The Trump White House released the official transcript of a press appearance featuring Donald Trump and Vladimir Putin without a question in which Putin is asked if wanted Trump to win—and provides a response in which he admits not only that he favored Trump, but took action to make it happen.
This is the question from Reuters reporter Jeff Mason and Putin’s translated response.
Reuters: President Putin, did you want President Trump to win the election, and did you direct any of your officials to help him do that?
Putin: Yes, I did. Yes, I did. Because he talked about bringing the US—Russia relationship back to normal.
But only the second half the question appears in the transcript of the event provided by the White House, which obscures Putin’s clear preference for Trump and makes the answer impossible to understand.
The Atlantic pointed out the discrepancy a week ago, and Rachael Maddow has the video of the question being asked and answered. However, not only does the official White House transcript not include half the question, the White House “live stream” of the event chops off partway through the question. A comparison between the White House version and other transcripts does find a match, as the Kremlin also dropped this segment from their coverage of the event. However, some press versions, including Bloomberg and the Washington Post, are also missing part of the question.
If missing the question was a mistake made at the time … then why hasn’t it been corrected? The full transcript has been made available through a number of sources, including NPR and Vox. But the White House transcript still omits the question about Putin wanting Trump to win. The failure to correct this issue is directly pertinent to Russian involvement in the 2016 election, and to the fact that Russia was not randomly “meddling,” but putting in a concerted effort to sway the election to Trump by any means available. But the bigger reason for excluding the segment from the transcript may be that it goes against the new White House narrative—the one that claims Russia will “be pushing very hard for the Democrats” because “They definitely don’t want Trump!”
But Putin does want Trump. He did want Trump. Russia did everything it could to help Trump, and Vladimir Putin admitted it in a news conference covered around the world. Only those facts didn’t agree with the narrative.
"Who controls the past controls the future: who controls the present controls the past," repeated Winston obediently.
— George Orwell, 1984
The original story from The Atlantic published shortly after the conference covers the import of the answer. When Putin says “Yes I did,” he is clearly agreeing that he wanted Trump to win. But is he also making a public statement that he told his officials to make that happen?
Reuters reporter Mason, who asked the questions, thinks it’s unlikely that Putin decided to make an open confession of his involvement, especially when both Trump and Putin spent much of the press event claiming that there was “no collusion.”
But since the Q & A not only bluntly underlined the obvious lie behind the “Russia likes Dems” story, and could be read as Putin cheerfully admitting to putting his thumb on the scale, the White House appears to have done the easiest thing—they simply edited the context of Putin’s response. And, by an astounding coincidence, the Kremlin took the same action.
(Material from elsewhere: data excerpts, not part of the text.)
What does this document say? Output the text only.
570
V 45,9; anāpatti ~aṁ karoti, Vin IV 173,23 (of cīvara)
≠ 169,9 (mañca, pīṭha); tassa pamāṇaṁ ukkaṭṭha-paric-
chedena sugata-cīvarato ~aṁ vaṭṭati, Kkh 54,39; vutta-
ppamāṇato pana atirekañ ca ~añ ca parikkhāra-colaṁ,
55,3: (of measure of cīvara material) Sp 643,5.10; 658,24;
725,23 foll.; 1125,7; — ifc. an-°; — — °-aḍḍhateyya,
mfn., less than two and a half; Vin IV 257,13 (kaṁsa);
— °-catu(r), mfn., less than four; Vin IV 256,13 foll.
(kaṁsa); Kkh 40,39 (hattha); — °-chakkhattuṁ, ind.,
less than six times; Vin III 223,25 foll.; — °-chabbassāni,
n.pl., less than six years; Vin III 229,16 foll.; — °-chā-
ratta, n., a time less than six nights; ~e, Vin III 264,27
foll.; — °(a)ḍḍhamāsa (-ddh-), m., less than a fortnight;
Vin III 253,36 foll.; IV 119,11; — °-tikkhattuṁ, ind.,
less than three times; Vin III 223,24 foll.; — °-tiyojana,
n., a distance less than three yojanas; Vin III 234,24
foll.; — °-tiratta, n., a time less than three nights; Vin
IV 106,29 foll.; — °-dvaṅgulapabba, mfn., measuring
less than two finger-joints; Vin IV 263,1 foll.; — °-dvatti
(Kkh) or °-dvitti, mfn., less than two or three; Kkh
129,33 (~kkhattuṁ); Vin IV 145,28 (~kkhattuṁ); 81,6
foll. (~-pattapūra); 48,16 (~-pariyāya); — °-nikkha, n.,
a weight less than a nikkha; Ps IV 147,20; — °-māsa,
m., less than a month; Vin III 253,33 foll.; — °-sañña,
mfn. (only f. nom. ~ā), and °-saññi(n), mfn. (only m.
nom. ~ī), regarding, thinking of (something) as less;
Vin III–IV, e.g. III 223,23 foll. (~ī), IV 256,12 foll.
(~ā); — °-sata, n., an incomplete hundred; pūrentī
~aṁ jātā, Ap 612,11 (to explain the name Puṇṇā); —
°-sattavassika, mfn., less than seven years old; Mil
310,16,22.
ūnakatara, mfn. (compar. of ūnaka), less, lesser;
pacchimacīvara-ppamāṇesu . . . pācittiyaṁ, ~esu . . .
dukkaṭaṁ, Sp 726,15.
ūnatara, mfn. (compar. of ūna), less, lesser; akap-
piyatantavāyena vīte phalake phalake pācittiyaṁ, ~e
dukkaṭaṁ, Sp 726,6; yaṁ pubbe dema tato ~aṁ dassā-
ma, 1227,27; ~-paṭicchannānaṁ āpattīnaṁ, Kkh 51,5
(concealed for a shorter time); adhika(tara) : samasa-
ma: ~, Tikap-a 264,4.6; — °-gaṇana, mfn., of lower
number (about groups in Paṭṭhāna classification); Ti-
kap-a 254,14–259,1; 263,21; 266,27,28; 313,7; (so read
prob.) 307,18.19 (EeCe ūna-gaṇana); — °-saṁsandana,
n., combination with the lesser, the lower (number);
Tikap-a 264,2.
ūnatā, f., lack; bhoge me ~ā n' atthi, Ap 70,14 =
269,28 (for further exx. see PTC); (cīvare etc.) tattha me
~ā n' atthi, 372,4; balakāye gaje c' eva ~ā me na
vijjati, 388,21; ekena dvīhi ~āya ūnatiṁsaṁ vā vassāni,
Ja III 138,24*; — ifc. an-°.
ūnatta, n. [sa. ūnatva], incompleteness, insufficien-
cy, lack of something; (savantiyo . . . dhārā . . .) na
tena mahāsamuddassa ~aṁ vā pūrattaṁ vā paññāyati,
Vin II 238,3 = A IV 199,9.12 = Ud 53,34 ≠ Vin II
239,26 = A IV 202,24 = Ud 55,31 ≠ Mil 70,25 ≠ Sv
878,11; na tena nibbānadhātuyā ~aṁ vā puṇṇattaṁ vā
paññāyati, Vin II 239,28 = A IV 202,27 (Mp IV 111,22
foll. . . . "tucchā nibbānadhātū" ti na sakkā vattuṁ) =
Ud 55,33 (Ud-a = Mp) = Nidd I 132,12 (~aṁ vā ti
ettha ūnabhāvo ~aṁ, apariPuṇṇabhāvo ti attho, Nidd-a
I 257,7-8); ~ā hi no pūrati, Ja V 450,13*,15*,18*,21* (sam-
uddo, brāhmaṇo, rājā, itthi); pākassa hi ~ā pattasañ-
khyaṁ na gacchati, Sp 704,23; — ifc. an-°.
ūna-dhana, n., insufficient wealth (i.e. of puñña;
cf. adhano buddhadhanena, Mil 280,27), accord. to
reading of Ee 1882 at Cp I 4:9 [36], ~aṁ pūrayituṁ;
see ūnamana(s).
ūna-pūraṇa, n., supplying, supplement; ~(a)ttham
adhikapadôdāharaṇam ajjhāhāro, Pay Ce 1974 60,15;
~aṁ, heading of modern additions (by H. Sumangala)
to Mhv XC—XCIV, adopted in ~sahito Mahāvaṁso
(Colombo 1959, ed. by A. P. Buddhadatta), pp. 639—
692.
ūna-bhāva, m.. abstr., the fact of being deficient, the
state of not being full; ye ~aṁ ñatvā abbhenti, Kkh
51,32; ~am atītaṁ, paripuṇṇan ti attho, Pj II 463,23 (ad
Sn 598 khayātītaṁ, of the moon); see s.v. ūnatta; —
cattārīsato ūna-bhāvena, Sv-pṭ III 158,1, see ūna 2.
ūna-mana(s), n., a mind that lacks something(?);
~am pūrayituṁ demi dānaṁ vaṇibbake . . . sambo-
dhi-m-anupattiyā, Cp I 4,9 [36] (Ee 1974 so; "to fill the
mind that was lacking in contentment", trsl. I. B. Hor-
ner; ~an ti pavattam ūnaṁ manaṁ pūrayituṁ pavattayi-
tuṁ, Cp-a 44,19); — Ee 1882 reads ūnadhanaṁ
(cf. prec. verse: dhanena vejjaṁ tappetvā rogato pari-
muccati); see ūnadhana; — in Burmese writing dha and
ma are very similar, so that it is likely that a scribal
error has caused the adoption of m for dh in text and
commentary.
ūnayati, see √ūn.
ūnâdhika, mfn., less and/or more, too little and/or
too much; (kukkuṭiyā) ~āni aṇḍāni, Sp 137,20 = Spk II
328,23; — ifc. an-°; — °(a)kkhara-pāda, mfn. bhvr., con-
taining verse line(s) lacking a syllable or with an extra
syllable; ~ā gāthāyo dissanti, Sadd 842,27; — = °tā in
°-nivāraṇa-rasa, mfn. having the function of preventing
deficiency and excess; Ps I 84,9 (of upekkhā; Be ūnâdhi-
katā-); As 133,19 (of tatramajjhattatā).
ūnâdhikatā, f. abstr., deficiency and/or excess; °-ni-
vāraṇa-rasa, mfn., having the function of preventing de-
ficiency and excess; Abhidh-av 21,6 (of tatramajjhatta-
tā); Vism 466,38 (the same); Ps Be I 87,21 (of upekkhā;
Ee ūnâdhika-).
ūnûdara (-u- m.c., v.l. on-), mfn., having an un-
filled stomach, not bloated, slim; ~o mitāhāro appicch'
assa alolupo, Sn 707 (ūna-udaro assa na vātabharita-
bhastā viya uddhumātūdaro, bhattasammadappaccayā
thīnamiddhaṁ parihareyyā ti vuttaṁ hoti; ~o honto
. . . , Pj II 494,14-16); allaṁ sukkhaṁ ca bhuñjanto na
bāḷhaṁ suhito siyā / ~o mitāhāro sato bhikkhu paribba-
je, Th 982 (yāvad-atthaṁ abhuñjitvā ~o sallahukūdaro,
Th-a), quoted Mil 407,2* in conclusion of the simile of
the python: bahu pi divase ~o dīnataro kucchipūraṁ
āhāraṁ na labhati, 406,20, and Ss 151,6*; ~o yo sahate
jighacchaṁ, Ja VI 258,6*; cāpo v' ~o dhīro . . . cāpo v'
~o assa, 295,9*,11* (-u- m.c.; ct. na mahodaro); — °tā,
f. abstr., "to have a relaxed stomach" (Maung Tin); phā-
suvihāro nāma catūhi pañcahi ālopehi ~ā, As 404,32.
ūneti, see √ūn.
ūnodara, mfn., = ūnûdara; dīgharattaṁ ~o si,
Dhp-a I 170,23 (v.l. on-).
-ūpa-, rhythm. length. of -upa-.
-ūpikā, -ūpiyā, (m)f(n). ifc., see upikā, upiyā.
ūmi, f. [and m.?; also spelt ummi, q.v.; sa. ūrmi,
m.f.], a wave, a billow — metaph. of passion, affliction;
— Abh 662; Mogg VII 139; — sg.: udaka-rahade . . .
The Washington Post, whose own transcript partially omits the Reuters question, has produced an article that absolves both the White House and their own coverage. The claim is that both the White House and the Post worked from bad audio in putting together the coverage. They support this claim by offering two different recordings of the press event, one where Mason’s question is clear, and one where it is partially obscured by the voice of a translator.
But multiple sources did have the transcript correct on day one, and the Atlantic article correctly pointed out the error in the White House transcript from the beginning. In fact, everything that the Post is now claiming as the reason for their version of the transcript, and the White House erasing of the original Mason question about Putin’s support for Trump, was covered, in detail, in that Atlantic piece from Uri Friedman, who went through it point by point. He also notes that transcripts from NPR of the event included the full question, as did those from Vox and other sources.
The discrepancies in the accounts of what was said also underscore the extent to which the Trump presidency has challenged a common understanding of reality. Even if the omission was accidental, it appears suspicious at a moment marked by the president’s repeated claims that legitimate news reports are “fake.”
1984 is not meant to be an instruction manual.